BLOOMINGTON, Minn. (6/24/13)--Credit unions need be politically engaged to beat the banks in the political arena, an industry veteran told more than 300 Minnesota credit union professionals and volunteers at the Minnesota Credit Union Network's Annual Meeting and Convention last month.
The importance of being active in the political process and how to make an impact during elections were stressed by Dr. Paul Withey, vice president of strategic development and public relations at Houston-based Texas Bay Area CU, and Mara Humphrey, MnCUN vice president-governmental affairs.
"People don't often like to talk about it, but the world of politics is extremely competitive, especially when industries have to go head-to-head due to competing interests," Withey said. "The current environment in the credit union industry is such that we need to be able to beat the bankers in the political arena. Strong advocacy and grassroots involvement is the way to do that."
Withey has 16 years' experience with the credit union industry, including leadership posts on the Texas Credit Union League Board of Directors, the TCUL Legislative Affairs Committee, and as a Political Action Committee trustee.
Political engagement was the heart of the message to nearly 300 credit union professionals and volunteers attending the Minnesota Credit Union Network's Annual Meeting and Convention last month. (Photos provided by the Minnesota Credit Union Network)
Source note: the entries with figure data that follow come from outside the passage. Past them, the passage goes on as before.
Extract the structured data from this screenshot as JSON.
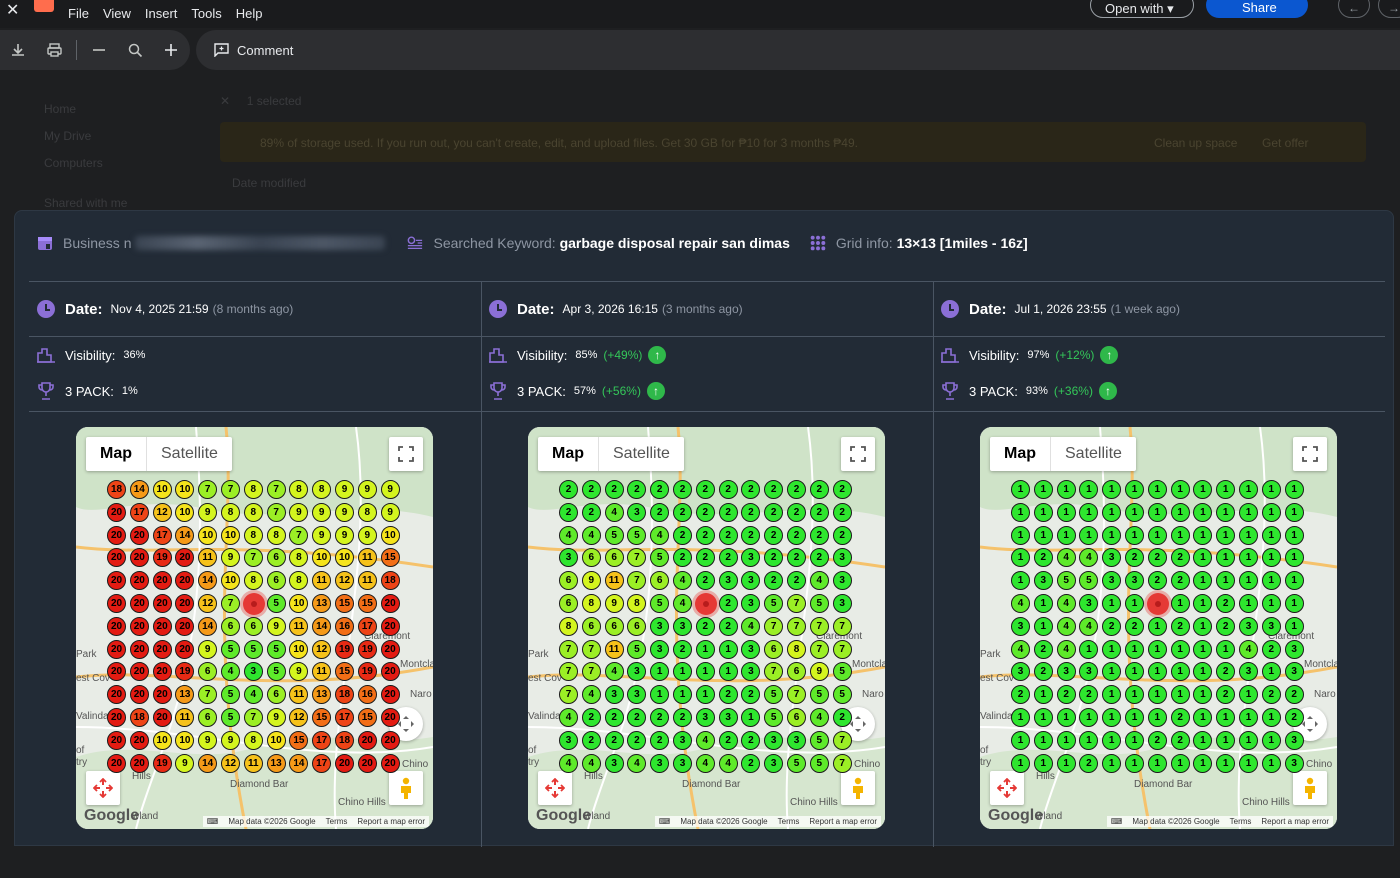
{
  "menubar": {
    "menus": [
      "File",
      "View",
      "Insert",
      "Tools",
      "Help"
    ],
    "open_with": "Open with",
    "share": "Share"
  },
  "toolbar": {
    "comment": "Comment"
  },
  "background": {
    "sidebar": [
      "Home",
      "My Drive",
      "Computers",
      "Shared with me"
    ],
    "selected": "1 selected",
    "banner": "89% of storage used. If you run out, you can't create, edit, and upload files. Get 30 GB for ₱10 for 3 months ₱49.",
    "banner_actions": [
      "Clean up space",
      "Get offer"
    ],
    "date_modified": "Date modified"
  },
  "header": {
    "business_label": "Business n",
    "keyword_label": "Searched Keyword:",
    "keyword_value": "garbage disposal repair san dimas",
    "grid_label": "Grid info:",
    "grid_value": "13×13 [1miles - 16z]"
  },
  "date_label": "Date:",
  "visibility_label": "Visibility:",
  "pack_label": "3 PACK:",
  "columns": [
    {
      "date": "Nov 4, 2025 21:59",
      "ago": "(8 months ago)",
      "visibility": "36%",
      "visibility_delta": "",
      "pack": "1%",
      "pack_delta": "",
      "grid": [
        [
          18,
          14,
          10,
          10,
          7,
          7,
          8,
          7,
          8,
          8,
          9,
          9,
          9
        ],
        [
          20,
          17,
          12,
          10,
          9,
          8,
          8,
          7,
          9,
          9,
          9,
          8,
          9
        ],
        [
          20,
          20,
          17,
          14,
          10,
          10,
          8,
          8,
          7,
          9,
          9,
          9,
          10
        ],
        [
          20,
          20,
          19,
          20,
          11,
          9,
          7,
          6,
          8,
          10,
          10,
          11,
          15
        ],
        [
          20,
          20,
          20,
          20,
          14,
          10,
          8,
          6,
          8,
          11,
          12,
          11,
          18
        ],
        [
          20,
          20,
          20,
          20,
          12,
          7,
          0,
          5,
          10,
          13,
          15,
          15,
          20
        ],
        [
          20,
          20,
          20,
          20,
          14,
          6,
          6,
          9,
          11,
          14,
          16,
          17,
          20
        ],
        [
          20,
          20,
          20,
          20,
          9,
          5,
          5,
          5,
          10,
          12,
          19,
          19,
          20
        ],
        [
          20,
          20,
          20,
          19,
          6,
          4,
          3,
          5,
          9,
          11,
          15,
          19,
          20
        ],
        [
          20,
          20,
          20,
          13,
          7,
          5,
          4,
          6,
          11,
          13,
          18,
          16,
          20
        ],
        [
          20,
          18,
          20,
          11,
          6,
          5,
          7,
          9,
          12,
          15,
          17,
          15,
          20
        ],
        [
          20,
          20,
          10,
          10,
          9,
          9,
          8,
          10,
          15,
          17,
          18,
          20,
          20
        ],
        [
          20,
          20,
          19,
          9,
          14,
          12,
          11,
          13,
          14,
          17,
          20,
          20,
          20
        ]
      ]
    },
    {
      "date": "Apr 3, 2026 16:15",
      "ago": "(3 months ago)",
      "visibility": "85%",
      "visibility_delta": "(+49%)",
      "pack": "57%",
      "pack_delta": "(+56%)",
      "grid": [
        [
          2,
          2,
          2,
          2,
          2,
          2,
          2,
          2,
          2,
          2,
          2,
          2,
          2
        ],
        [
          2,
          2,
          4,
          3,
          2,
          2,
          2,
          2,
          2,
          2,
          2,
          2,
          2
        ],
        [
          4,
          4,
          5,
          5,
          4,
          2,
          2,
          2,
          2,
          2,
          2,
          2,
          2
        ],
        [
          3,
          6,
          6,
          7,
          5,
          2,
          2,
          2,
          3,
          2,
          2,
          2,
          3
        ],
        [
          6,
          9,
          11,
          7,
          6,
          4,
          2,
          3,
          3,
          2,
          2,
          4,
          3
        ],
        [
          6,
          8,
          9,
          8,
          5,
          4,
          0,
          2,
          3,
          5,
          7,
          5,
          3
        ],
        [
          8,
          6,
          6,
          6,
          3,
          3,
          2,
          2,
          4,
          7,
          7,
          7,
          7
        ],
        [
          7,
          7,
          11,
          5,
          3,
          2,
          1,
          1,
          3,
          6,
          8,
          7,
          7
        ],
        [
          7,
          7,
          4,
          3,
          1,
          1,
          1,
          1,
          3,
          7,
          6,
          9,
          5
        ],
        [
          7,
          4,
          3,
          3,
          1,
          1,
          1,
          2,
          2,
          5,
          7,
          5,
          5
        ],
        [
          4,
          2,
          2,
          2,
          2,
          2,
          3,
          3,
          1,
          5,
          6,
          4,
          2
        ],
        [
          3,
          2,
          2,
          2,
          2,
          3,
          4,
          2,
          2,
          3,
          3,
          5,
          7
        ],
        [
          4,
          4,
          3,
          4,
          3,
          3,
          4,
          4,
          2,
          3,
          5,
          5,
          7
        ]
      ]
    },
    {
      "date": "Jul 1, 2026 23:55",
      "ago": "(1 week ago)",
      "visibility": "97%",
      "visibility_delta": "(+12%)",
      "pack": "93%",
      "pack_delta": "(+36%)",
      "grid": [
        [
          1,
          1,
          1,
          1,
          1,
          1,
          1,
          1,
          1,
          1,
          1,
          1,
          1
        ],
        [
          1,
          1,
          1,
          1,
          1,
          1,
          1,
          1,
          1,
          1,
          1,
          1,
          1
        ],
        [
          1,
          1,
          1,
          1,
          1,
          1,
          1,
          1,
          1,
          1,
          1,
          1,
          1
        ],
        [
          1,
          2,
          4,
          4,
          3,
          2,
          2,
          2,
          1,
          1,
          1,
          1,
          1
        ],
        [
          1,
          3,
          5,
          5,
          3,
          3,
          2,
          2,
          1,
          1,
          1,
          1,
          1
        ],
        [
          4,
          1,
          4,
          3,
          1,
          1,
          0,
          1,
          1,
          2,
          1,
          1,
          1
        ],
        [
          3,
          1,
          4,
          4,
          2,
          2,
          1,
          2,
          1,
          2,
          3,
          3,
          1
        ],
        [
          4,
          2,
          4,
          1,
          1,
          1,
          1,
          1,
          1,
          1,
          4,
          2,
          3
        ],
        [
          3,
          2,
          3,
          3,
          1,
          1,
          1,
          1,
          1,
          2,
          3,
          1,
          3
        ],
        [
          2,
          1,
          2,
          2,
          1,
          1,
          1,
          1,
          1,
          2,
          1,
          2,
          2
        ],
        [
          1,
          1,
          1,
          1,
          1,
          1,
          1,
          2,
          1,
          1,
          1,
          1,
          2
        ],
        [
          1,
          1,
          1,
          1,
          1,
          1,
          2,
          2,
          1,
          1,
          1,
          1,
          3
        ],
        [
          1,
          1,
          1,
          2,
          1,
          1,
          1,
          1,
          1,
          1,
          1,
          1,
          3
        ]
      ]
    }
  ],
  "map": {
    "tab_map": "Map",
    "tab_satellite": "Satellite",
    "google": "Google",
    "footer": [
      "Map data ©2026 Google",
      "Terms",
      "Report a map error"
    ],
    "places": [
      "Park",
      "est Cov",
      "Valinda",
      "of",
      "try",
      "Hills",
      "Diamond Bar",
      "Chino Hills",
      "Chino",
      "Montcla",
      "Naro",
      "wland",
      "Claremont"
    ]
  },
  "colors": {
    "accent": "#8b6fd6",
    "delta_green": "#34c759",
    "panel": "#222b36"
  }
}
He outlined three areas where credit unions can have the most impact in their political advocacy efforts:
Support political action committees, such as MnCUN's state Credit Union Volunteer Committee and the federal Credit Union Legislative Action Committee.
Participate in the Credit Union National Association's Project ZIP Code, which converts a credit union's database into a political tool by counting total membership numbers and calculating how many live in each state legislative and congressional district.
Engage in partisan communications to get involved in the election process and create powerful relationships with political allies. Direct mail postcards promote a candidate only to primary voters and registered political party members, and create positive word-of-mouth for credit unions, he said. Postcards do not tell who to vote for, but rather show that a particular candidate supports credit unions.
"Credit unions [in Texas] were initially nervous about endorsing a candidate," he said, but concerns were alleviated as soon as credit unions became involved in the experience. They understood the significance of taking that political step, he said.
Humphrey told the group about the nationwide Don't Tax My Credit Union grassroots advocacy campaign driven by the Credit Union National Association and the state leagues and associations, including MnCUN. She noted that the credit union corporate income tax exemption is under threat in Congress' tax reform.
"This is an all-out grassroots advocacy effort, and we need credit unions to involve their members in this campaign," Humphrey said. "It is critical that Congress hear from millions of credit union members that they want the credit union tax status preserved."